Di berbagai negara, konsep walkable city telah menjadi bagian penting dalam perencanaan kota. Lingkungan yang mendukung aktivitas berjalan kaki membuat masyarakat lebih aktif bergerak tanpa harus meluangkan waktu khusus untuk berolahraga. Aktivitas sederhana seperti berjalan menuju halte, taman, kafe, atau pusat perbelanjaan dapat membantu menjaga kebugaran tubuh sekaligus mengurangi risiko berbagai penyakit.
Tak hanya menyehatkan secara fisik, kota yang ramah pejalan kaki juga berkontribusi pada kesehatan mental. Kehadiran ruang terbuka hijau, jalur pedestrian yang nyaman, dan area publik yang mudah diakses menciptakan suasana yang lebih rileks dan menyenangkan bagi warga. Lingkungan seperti ini mendorong masyarakat untuk lebih sering berinteraksi, bersosialisasi, dan menikmati ruang kota tanpa bergantung sepenuhnya pada kendaraan pribadi.
Manfaat lainnya adalah terciptanya kota yang lebih hidup. Ketika lebih banyak orang berjalan kaki, ruang publik menjadi lebih aktif dan dinamis. Aktivitas ekonomi lokal pun ikut terdorong karena masyarakat lebih mudah mengakses berbagai fasilitas di sekitarnya. Tak heran jika banyak kota mulai berinvestasi pada trotoar yang lebih baik, taman kota, hingga ruang publik yang nyaman untuk dinikmati semua kalangan.

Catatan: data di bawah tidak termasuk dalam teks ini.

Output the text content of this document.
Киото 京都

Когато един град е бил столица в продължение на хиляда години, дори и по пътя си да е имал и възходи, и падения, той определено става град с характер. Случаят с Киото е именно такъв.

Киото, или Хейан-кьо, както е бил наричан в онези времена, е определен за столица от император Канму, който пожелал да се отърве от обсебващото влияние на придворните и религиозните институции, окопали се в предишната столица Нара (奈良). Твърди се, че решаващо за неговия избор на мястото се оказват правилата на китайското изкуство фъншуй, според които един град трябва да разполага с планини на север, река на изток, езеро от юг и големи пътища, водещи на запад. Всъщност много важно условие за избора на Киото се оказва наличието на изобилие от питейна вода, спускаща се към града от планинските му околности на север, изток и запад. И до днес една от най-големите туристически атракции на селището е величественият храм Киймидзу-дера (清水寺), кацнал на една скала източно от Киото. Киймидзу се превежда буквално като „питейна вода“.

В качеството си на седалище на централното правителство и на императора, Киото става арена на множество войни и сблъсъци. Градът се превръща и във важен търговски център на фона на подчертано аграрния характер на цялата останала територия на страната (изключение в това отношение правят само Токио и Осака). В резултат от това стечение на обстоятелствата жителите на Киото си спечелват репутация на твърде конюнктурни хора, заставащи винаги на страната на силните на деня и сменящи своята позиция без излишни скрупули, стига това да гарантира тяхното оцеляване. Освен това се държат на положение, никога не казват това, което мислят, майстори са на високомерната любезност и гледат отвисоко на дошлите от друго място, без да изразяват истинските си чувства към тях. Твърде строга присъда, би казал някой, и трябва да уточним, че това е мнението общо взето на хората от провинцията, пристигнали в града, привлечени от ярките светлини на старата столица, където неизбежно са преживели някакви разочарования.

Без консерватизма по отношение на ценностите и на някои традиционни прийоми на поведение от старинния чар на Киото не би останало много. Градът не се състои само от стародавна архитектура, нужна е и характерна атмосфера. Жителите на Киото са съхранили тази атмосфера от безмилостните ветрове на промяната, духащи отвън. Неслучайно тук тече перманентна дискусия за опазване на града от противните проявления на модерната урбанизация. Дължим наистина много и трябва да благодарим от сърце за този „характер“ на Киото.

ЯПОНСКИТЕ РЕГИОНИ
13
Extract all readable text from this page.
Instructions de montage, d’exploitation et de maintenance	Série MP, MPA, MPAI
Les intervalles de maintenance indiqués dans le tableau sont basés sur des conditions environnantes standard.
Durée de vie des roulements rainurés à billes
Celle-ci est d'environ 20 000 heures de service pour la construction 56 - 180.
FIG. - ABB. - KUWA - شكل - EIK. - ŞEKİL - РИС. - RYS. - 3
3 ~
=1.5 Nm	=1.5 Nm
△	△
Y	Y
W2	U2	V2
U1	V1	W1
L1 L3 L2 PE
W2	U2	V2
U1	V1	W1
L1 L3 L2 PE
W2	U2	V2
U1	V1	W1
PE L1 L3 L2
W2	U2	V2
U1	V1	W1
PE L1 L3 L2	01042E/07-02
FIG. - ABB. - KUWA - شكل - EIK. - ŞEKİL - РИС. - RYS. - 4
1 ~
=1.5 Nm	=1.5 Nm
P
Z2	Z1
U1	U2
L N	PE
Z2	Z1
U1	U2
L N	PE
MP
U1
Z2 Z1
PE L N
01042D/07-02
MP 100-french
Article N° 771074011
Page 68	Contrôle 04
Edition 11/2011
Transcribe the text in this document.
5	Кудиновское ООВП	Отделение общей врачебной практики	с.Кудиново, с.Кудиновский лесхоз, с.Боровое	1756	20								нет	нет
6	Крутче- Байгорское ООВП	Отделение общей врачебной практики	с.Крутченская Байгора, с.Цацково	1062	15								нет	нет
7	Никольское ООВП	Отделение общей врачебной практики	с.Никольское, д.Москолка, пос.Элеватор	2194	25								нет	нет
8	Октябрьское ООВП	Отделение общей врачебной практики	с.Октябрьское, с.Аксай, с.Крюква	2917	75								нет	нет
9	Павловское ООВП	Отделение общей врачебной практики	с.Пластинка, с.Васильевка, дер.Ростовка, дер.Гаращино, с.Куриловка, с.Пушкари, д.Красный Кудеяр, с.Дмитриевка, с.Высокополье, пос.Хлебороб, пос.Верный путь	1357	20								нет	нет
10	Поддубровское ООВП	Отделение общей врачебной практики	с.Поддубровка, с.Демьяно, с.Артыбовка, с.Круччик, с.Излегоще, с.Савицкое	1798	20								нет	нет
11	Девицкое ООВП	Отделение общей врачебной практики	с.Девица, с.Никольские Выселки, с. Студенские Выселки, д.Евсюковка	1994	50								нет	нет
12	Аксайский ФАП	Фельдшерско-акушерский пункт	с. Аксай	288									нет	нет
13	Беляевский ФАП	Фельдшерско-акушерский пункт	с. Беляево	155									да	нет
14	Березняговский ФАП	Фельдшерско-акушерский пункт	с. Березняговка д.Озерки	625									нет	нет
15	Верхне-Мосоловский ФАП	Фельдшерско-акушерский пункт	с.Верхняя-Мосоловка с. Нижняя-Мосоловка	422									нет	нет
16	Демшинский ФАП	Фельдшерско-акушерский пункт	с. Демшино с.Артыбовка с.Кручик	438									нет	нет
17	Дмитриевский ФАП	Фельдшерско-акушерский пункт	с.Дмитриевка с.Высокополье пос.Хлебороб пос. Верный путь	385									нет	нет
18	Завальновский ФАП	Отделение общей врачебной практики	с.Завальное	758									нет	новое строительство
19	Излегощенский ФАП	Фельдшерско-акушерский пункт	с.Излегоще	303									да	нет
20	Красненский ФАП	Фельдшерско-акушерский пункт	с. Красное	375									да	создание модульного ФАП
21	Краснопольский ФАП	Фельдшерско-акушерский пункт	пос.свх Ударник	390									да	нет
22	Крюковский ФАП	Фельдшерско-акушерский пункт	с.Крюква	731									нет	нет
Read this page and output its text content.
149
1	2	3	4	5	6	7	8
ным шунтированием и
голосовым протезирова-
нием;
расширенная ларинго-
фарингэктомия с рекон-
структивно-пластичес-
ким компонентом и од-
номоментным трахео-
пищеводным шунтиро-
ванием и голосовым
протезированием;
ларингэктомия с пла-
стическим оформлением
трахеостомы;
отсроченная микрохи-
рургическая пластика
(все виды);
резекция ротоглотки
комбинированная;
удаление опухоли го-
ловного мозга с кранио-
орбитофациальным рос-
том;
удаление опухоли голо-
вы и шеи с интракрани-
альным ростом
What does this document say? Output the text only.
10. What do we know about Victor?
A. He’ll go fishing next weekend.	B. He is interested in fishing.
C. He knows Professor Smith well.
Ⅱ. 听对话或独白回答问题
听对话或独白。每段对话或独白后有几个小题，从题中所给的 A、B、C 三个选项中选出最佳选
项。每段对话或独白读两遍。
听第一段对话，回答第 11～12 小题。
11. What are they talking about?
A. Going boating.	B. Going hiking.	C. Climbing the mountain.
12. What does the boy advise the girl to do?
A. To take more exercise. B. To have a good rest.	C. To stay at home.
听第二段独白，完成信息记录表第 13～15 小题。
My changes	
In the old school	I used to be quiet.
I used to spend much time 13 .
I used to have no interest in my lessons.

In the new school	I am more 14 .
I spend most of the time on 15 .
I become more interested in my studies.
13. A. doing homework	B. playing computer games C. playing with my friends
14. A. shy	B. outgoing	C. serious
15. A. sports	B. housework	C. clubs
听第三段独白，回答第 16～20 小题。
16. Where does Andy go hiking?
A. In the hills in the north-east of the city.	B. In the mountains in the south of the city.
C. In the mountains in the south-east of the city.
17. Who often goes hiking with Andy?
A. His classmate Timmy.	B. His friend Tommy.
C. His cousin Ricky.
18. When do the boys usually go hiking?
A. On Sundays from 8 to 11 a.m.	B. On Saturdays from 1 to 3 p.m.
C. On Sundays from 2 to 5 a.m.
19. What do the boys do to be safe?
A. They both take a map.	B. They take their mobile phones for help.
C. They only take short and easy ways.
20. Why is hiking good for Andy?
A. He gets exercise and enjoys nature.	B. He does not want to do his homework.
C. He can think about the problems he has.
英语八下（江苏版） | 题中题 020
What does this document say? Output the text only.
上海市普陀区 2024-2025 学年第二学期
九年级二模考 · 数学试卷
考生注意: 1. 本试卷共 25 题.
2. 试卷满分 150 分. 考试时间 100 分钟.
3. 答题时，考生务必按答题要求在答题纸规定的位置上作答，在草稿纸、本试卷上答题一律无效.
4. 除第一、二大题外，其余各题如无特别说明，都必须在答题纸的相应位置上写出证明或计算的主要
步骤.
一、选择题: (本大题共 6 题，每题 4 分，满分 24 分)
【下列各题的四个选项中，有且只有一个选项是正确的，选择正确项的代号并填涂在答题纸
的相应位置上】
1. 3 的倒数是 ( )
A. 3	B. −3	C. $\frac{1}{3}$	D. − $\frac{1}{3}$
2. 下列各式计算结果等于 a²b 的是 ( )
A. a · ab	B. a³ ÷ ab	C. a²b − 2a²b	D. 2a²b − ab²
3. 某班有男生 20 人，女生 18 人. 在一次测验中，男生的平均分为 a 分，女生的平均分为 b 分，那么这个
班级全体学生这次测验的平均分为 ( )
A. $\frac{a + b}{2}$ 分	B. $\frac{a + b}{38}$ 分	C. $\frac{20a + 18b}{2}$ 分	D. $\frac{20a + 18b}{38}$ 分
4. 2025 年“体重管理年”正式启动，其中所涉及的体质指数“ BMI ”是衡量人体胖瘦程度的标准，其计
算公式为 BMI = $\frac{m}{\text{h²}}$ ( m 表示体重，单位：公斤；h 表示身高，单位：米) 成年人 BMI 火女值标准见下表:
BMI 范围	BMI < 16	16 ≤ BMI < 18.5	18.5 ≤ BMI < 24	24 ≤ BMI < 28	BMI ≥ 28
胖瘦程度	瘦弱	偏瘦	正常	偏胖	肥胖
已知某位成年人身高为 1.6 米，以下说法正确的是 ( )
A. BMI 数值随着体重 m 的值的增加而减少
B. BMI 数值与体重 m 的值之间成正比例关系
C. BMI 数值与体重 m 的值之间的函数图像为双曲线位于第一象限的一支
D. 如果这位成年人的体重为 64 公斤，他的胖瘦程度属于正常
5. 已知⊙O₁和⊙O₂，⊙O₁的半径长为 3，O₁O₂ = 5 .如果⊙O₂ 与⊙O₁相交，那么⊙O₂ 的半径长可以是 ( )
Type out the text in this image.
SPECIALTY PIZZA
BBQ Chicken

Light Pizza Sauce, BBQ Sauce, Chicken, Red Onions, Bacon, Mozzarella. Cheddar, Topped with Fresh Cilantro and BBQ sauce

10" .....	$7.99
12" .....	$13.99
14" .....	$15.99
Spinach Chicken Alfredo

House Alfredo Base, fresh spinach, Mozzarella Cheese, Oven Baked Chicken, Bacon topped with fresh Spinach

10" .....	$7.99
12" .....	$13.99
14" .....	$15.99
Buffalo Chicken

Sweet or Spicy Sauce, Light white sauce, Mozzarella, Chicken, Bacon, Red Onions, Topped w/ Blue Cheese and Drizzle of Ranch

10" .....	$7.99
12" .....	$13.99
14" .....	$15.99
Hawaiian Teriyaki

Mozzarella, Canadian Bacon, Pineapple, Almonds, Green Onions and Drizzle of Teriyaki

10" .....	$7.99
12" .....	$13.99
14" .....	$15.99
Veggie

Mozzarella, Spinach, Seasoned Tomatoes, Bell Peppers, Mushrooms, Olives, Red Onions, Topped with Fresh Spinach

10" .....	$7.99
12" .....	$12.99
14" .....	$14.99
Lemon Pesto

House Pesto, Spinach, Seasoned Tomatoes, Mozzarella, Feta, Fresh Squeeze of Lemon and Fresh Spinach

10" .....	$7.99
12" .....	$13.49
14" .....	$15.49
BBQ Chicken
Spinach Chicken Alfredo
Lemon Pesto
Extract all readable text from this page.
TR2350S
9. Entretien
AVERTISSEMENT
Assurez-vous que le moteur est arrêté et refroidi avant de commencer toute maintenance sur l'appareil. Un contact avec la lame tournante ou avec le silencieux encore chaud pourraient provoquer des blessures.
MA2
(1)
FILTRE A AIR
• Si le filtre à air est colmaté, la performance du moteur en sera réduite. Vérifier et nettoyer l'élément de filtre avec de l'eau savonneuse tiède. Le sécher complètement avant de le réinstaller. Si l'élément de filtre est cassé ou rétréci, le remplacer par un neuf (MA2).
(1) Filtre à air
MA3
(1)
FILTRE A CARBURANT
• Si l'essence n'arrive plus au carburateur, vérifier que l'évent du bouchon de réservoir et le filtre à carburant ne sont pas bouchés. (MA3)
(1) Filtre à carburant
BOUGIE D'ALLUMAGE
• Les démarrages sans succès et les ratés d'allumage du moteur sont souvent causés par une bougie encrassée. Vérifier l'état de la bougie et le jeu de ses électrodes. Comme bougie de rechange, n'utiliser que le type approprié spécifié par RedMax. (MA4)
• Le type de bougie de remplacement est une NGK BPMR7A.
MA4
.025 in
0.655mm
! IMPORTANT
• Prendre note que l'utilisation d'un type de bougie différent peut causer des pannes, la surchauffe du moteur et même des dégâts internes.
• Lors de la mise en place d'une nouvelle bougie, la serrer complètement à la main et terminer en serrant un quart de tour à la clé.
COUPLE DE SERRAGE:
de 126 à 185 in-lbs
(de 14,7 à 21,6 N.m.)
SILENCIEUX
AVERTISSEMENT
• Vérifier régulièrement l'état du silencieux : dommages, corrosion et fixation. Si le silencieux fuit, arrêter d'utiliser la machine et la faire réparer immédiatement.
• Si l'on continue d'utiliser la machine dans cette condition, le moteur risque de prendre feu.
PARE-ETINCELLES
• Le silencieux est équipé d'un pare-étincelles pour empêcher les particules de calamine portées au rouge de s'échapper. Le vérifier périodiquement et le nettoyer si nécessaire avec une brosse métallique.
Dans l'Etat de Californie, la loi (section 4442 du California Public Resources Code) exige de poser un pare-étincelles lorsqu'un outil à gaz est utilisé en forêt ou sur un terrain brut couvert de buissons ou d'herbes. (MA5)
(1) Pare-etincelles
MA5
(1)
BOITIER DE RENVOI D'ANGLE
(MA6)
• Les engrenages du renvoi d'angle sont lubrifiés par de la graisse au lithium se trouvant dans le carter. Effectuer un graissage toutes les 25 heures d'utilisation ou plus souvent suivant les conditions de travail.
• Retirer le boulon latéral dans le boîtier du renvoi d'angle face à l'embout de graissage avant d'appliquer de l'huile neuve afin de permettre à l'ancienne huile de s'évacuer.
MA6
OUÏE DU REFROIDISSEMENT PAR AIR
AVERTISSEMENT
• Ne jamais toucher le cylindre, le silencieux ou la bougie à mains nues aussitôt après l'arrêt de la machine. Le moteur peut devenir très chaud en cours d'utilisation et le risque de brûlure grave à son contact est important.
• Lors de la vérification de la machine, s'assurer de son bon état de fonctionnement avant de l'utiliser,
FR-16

Di Indonesia, kesadaran terhadap pentingnya ruang publik yang nyaman juga terus meningkat. Data menunjukkan jumlah pejalan kaki di Jakarta mengalami kenaikan pada 2026, menandakan semakin banyak masyarakat yang memanfaatkan ruang kota untuk berolahraga, bersantai, maupun beraktivitas sehari-hari.
Meski tantangan masih ada, mulai dari cuaca hingga infrastruktur yang belum merata, konsep walkable city menawarkan gambaran masa depan perkotaan yang lebih sehat, ramah lingkungan, dan manusiawi. Dengan semakin banyak kota yang mengutamakan kenyamanan pejalan kaki, kualitas hidup masyarakat pun berpotensi meningkat secara signifikan.
Pada akhirnya, walkable city bukan sekadar tren
perkotaan modern. Ini adalah investasi jangka panjang yang memungkinkan
masyarakat hidup lebih aktif, lebih sehat, dan lebih bahagia setiap harinya.